Identification Quotes - page 6
What is a symbol? Etymologically speaking, the word σύμβολον comes from σνμβάλλω, to throw-with, to make something coincide with something else: a symbol was originally an identification mark made up of two halves of a coin or of a medal. Two halves of the same thing, either one standing for the other, both becoming, however, fully effective only when they matched to make up, again, the original whole. ... in the original concept of symbol, there is the suggestion of a final recomposition. Etymologies, however, do not necessarily tell the truth - or, at least, they tell the truth, in terms of historical, not of structural, semantics.
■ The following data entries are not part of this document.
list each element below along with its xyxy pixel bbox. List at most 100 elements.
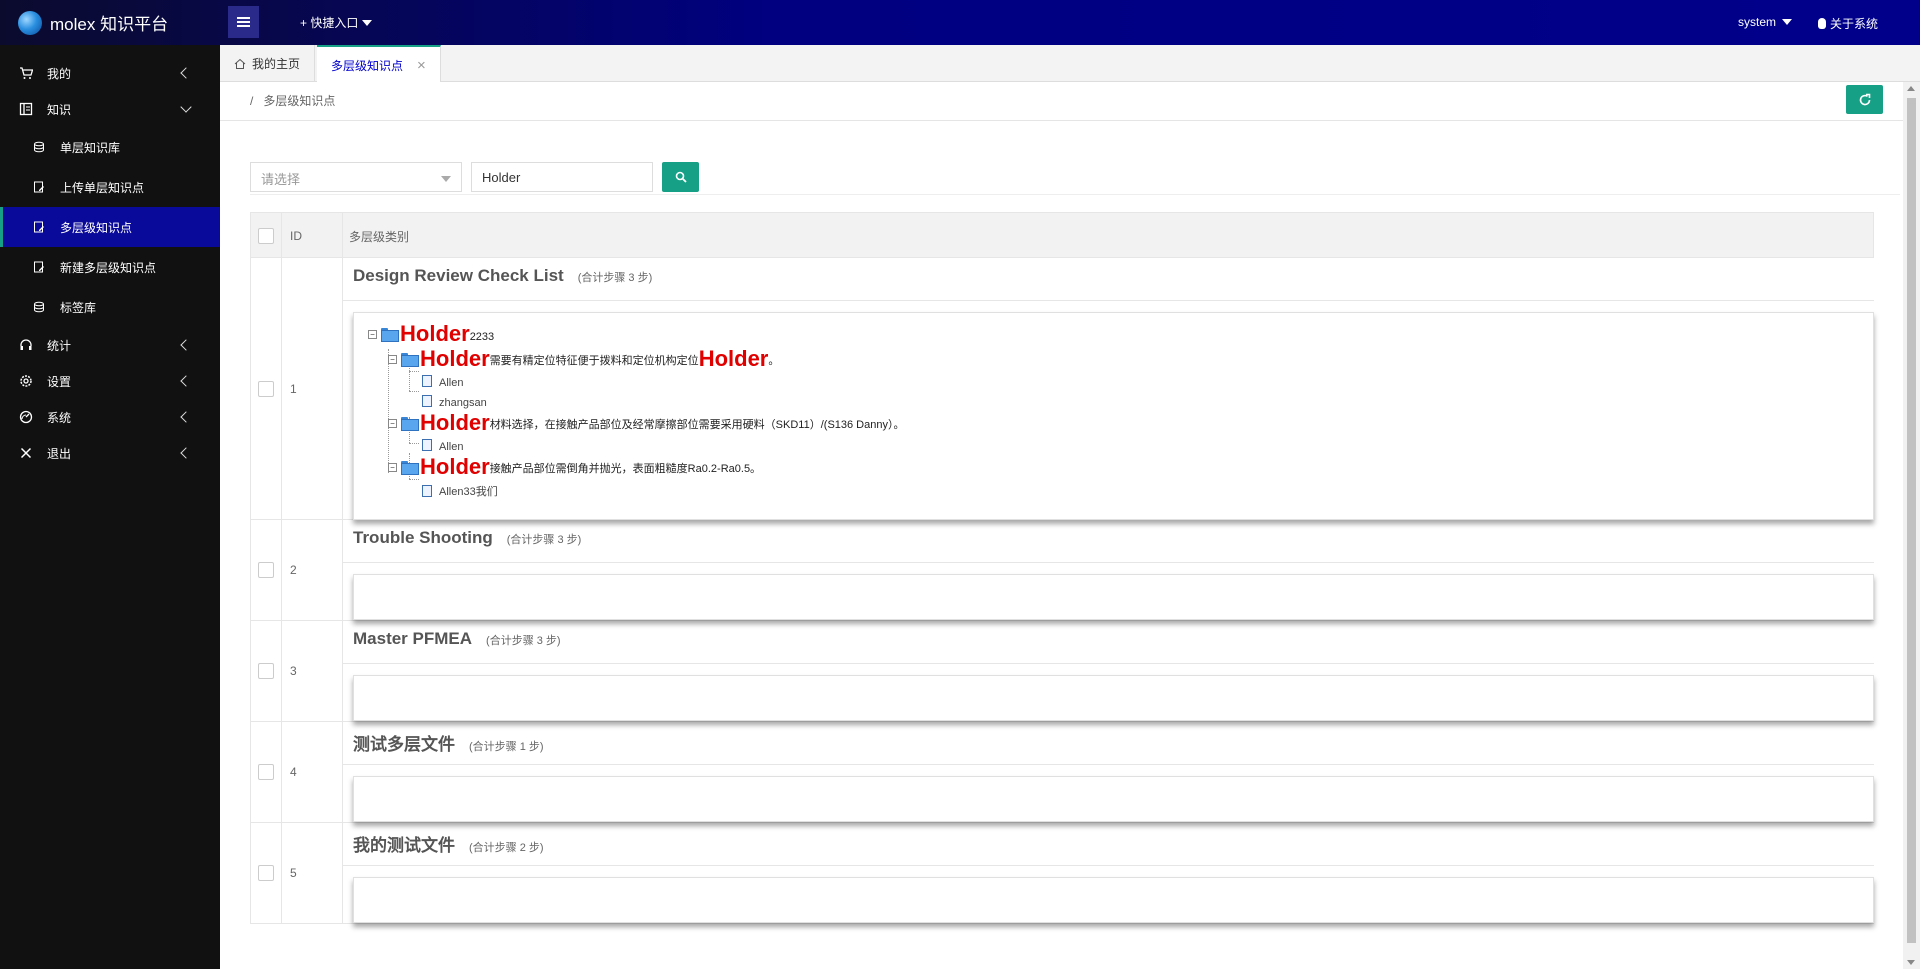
sidebar-item-mine[interactable]: 我的 (0, 55, 220, 91)
row-checkbox[interactable] (258, 764, 274, 780)
row-checkbox-cell (251, 621, 282, 721)
tab-multi-level[interactable]: 多层级知识点 × (317, 45, 441, 83)
tree-leaf-text: Allen33我们 (439, 486, 498, 498)
scroll-up-arrow-icon[interactable] (1907, 86, 1915, 91)
tree-leaf[interactable]: Allen (422, 439, 463, 453)
filter-divider (250, 194, 1900, 195)
tree-leaf[interactable]: zhangsan (422, 395, 487, 409)
refresh-button[interactable] (1846, 85, 1883, 114)
sidebar-subitem-new-multi-level[interactable]: 新建多层级知识点 (0, 247, 220, 287)
row-id: 1 (282, 258, 343, 519)
breadcrumb: / 多层级知识点 (250, 92, 335, 109)
vertical-scrollbar[interactable] (1903, 82, 1920, 969)
tree-leaf[interactable]: Allen33我们 (422, 483, 498, 499)
knowledge-tree: − Holder 2233 − Holder 需要有精定位特征便于拨料和定位机构… (353, 312, 1874, 520)
database-icon (33, 301, 45, 313)
row-checkbox[interactable] (258, 865, 274, 881)
sidebar-item-label: 系统 (47, 410, 72, 425)
search-input[interactable] (471, 162, 653, 192)
tab-bar: 我的主页 多层级知识点 × (220, 45, 1920, 83)
tree-node[interactable]: − Holder 需要有精定位特征便于拨料和定位机构定位 Holder 。 (388, 348, 779, 370)
category-select[interactable]: 请选择 (250, 162, 462, 192)
tree-connector (409, 443, 419, 444)
scroll-down-arrow-icon[interactable] (1907, 960, 1915, 965)
database-icon (33, 141, 45, 153)
row-checkbox-cell (251, 520, 282, 620)
tree-connector (409, 371, 419, 372)
sidebar-item-logout[interactable]: 退出 (0, 435, 220, 471)
table-row: 2 Trouble Shooting (合计步骤 3 步) (250, 520, 1874, 621)
row-title-group[interactable]: 我的测试文件 (合计步骤 2 步) (353, 831, 544, 856)
sidebar-subitem-single-layer-library[interactable]: 单层知识库 (0, 127, 220, 167)
edit-doc-icon (33, 221, 45, 233)
sidebar-subitem-label: 标签库 (60, 300, 97, 315)
sidebar-subitem-label: 新建多层级知识点 (60, 260, 157, 275)
sidebar-item-system[interactable]: 系统 (0, 399, 220, 435)
row-checkbox[interactable] (258, 663, 274, 679)
table-row: 5 我的测试文件 (合计步骤 2 步) (250, 823, 1874, 924)
about-system-link[interactable]: 关于系统 (1818, 15, 1878, 32)
about-label: 关于系统 (1830, 17, 1879, 31)
tab-home[interactable]: 我的主页 (220, 45, 316, 82)
search-button[interactable] (662, 162, 699, 192)
row-divider (343, 764, 1874, 765)
table-row: 4 测试多层文件 (合计步骤 1 步) (250, 722, 1874, 823)
row-step-count: (合计步骤 1 步) (469, 741, 544, 753)
scrollbar-thumb[interactable] (1907, 98, 1916, 943)
sidebar-item-label: 退出 (47, 446, 72, 461)
row-title-group[interactable]: Master PFMEA (合计步骤 3 步) (353, 629, 561, 649)
sidebar: 我的 知识 单层知识库 上传单层知识点 多层级知识点 新建多层级知识点 标签库 … (0, 45, 220, 969)
row-step-count: (合计步骤 2 步) (469, 842, 544, 854)
document-icon (422, 439, 432, 451)
row-id: 2 (282, 520, 343, 620)
brand[interactable]: molex 知识平台 (18, 10, 168, 35)
sidebar-subitem-label: 上传单层知识点 (60, 180, 145, 195)
row-title: Master PFMEA (353, 629, 473, 648)
sidebar-item-settings[interactable]: 设置 (0, 363, 220, 399)
quick-entry-label: + 快捷入口 (300, 16, 359, 30)
sidebar-toggle-button[interactable] (228, 6, 259, 38)
quick-entry-menu[interactable]: + 快捷入口 (300, 14, 373, 31)
knowledge-tree (353, 574, 1874, 620)
row-content: Trouble Shooting (合计步骤 3 步) (343, 520, 1874, 620)
sidebar-item-knowledge[interactable]: 知识 (0, 91, 220, 127)
document-icon (422, 485, 432, 497)
tree-connector (409, 391, 419, 392)
chevron-left-icon (180, 375, 192, 387)
collapse-icon[interactable]: − (388, 355, 397, 364)
collapse-icon[interactable]: − (388, 463, 397, 472)
close-icon (19, 446, 33, 460)
chevron-left-icon (180, 67, 192, 79)
row-title-group[interactable]: Design Review Check List (合计步骤 3 步) (353, 266, 652, 286)
chevron-down-icon (180, 101, 192, 113)
breadcrumb-current: 多层级知识点 (263, 94, 336, 108)
select-all-checkbox[interactable] (258, 228, 274, 244)
row-title-group[interactable]: 测试多层文件 (合计步骤 1 步) (353, 730, 544, 755)
collapse-icon[interactable]: − (368, 330, 377, 339)
collapse-icon[interactable]: − (388, 419, 397, 428)
row-checkbox[interactable] (258, 562, 274, 578)
user-menu[interactable]: system (1738, 15, 1793, 29)
row-content: 我的测试文件 (合计步骤 2 步) (343, 823, 1874, 923)
row-divider (343, 865, 1874, 866)
headset-icon (19, 338, 33, 352)
tree-node[interactable]: − Holder 材料选择，在接触产品部位及经常摩擦部位需要采用硬料（SKD11… (388, 412, 904, 434)
brand-title: molex 知识平台 (50, 15, 169, 34)
row-divider (343, 663, 1874, 664)
caret-down-icon (1782, 19, 1793, 25)
row-title-group[interactable]: Trouble Shooting (合计步骤 3 步) (353, 528, 581, 548)
folder-open-icon (401, 461, 419, 475)
close-tab-icon[interactable]: × (417, 57, 426, 74)
tree-leaf[interactable]: Allen (422, 375, 463, 389)
tree-root-node[interactable]: − Holder 2233 (368, 323, 494, 345)
tree-node-text: 2233 (469, 331, 495, 343)
select-all-cell (251, 213, 282, 259)
sidebar-subitem-tag-library[interactable]: 标签库 (0, 287, 220, 327)
sidebar-item-statistics[interactable]: 统计 (0, 327, 220, 363)
sidebar-subitem-multi-level[interactable]: 多层级知识点 (0, 207, 220, 247)
tree-leaf-text: Allen (439, 441, 464, 453)
tree-node[interactable]: − Holder 接触产品部位需倒角并抛光，表面粗糙度Ra0.2-Ra0.5。 (388, 456, 761, 478)
refresh-icon (1859, 93, 1870, 105)
sidebar-subitem-upload-single[interactable]: 上传单层知识点 (0, 167, 220, 207)
row-checkbox[interactable] (258, 380, 274, 397)
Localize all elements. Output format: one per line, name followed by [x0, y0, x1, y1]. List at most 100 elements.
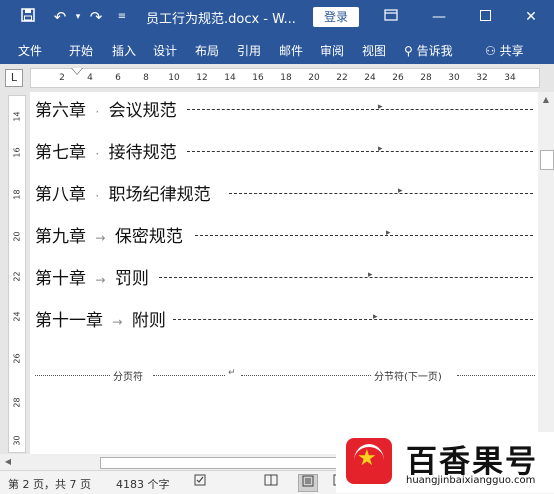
ruler-tick: 22: [12, 271, 22, 282]
ribbon-display-options-icon[interactable]: [380, 6, 402, 28]
tab-leader: [187, 151, 533, 152]
save-icon[interactable]: [18, 7, 38, 27]
page-count[interactable]: 第 2 页，共 7 页: [8, 476, 91, 492]
tab-leader: [229, 193, 533, 194]
ruler-tick: 22: [336, 73, 348, 83]
scroll-thumb[interactable]: [540, 150, 554, 170]
space-mark: ·: [95, 189, 100, 203]
ruler-tick: 2: [59, 73, 65, 83]
chapter-number: 第十一章: [35, 311, 103, 331]
tell-me-search[interactable]: ⚲ 告诉我: [404, 42, 453, 59]
tab-home[interactable]: 开始: [69, 42, 93, 59]
watermark-url: huangjinbaixiangguo.com: [406, 475, 536, 486]
chevron-down-icon[interactable]: ▾: [68, 7, 88, 27]
tab-mark-icon: ▸: [373, 312, 378, 322]
document-page[interactable]: 第六章 · 会议规范 ▸ 第七章 · 接待规范 ▸ 第八章 · 职场纪律规范 ▸…: [30, 92, 538, 454]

What is frequently appreciated in many so-called symbols is exactly their vagueness, their openness, their fruitful ineffectiveness to express a 'final' meaning, so that with symbols and by symbols one indicates what is always beyond one's reach.
Umberto Eco
I read, among many others... Sri Ramana Maharshi..., whose Path of Self-knowledge I sought to follow. Through his meditation on "Who am I?", I found myself precipitated into a sense of identity with the whole phenomenal world: the earth, the sky, the houses and people; the trees and birds and clouds, I saw to be myself. I disappeared as a separate being, yet retained full consciousness, a consciousness expanded to include everything. I saw that this was the true Reality, that one's normal waking consciousness simply covers this, keeps it hidden, through wrong identification with oneself as this body. I also saw this phenomenal world as a kind of ritual, a ritualised shadow-play, acting out a dream or desire of That which alone existed, alone was Real, which was also myself.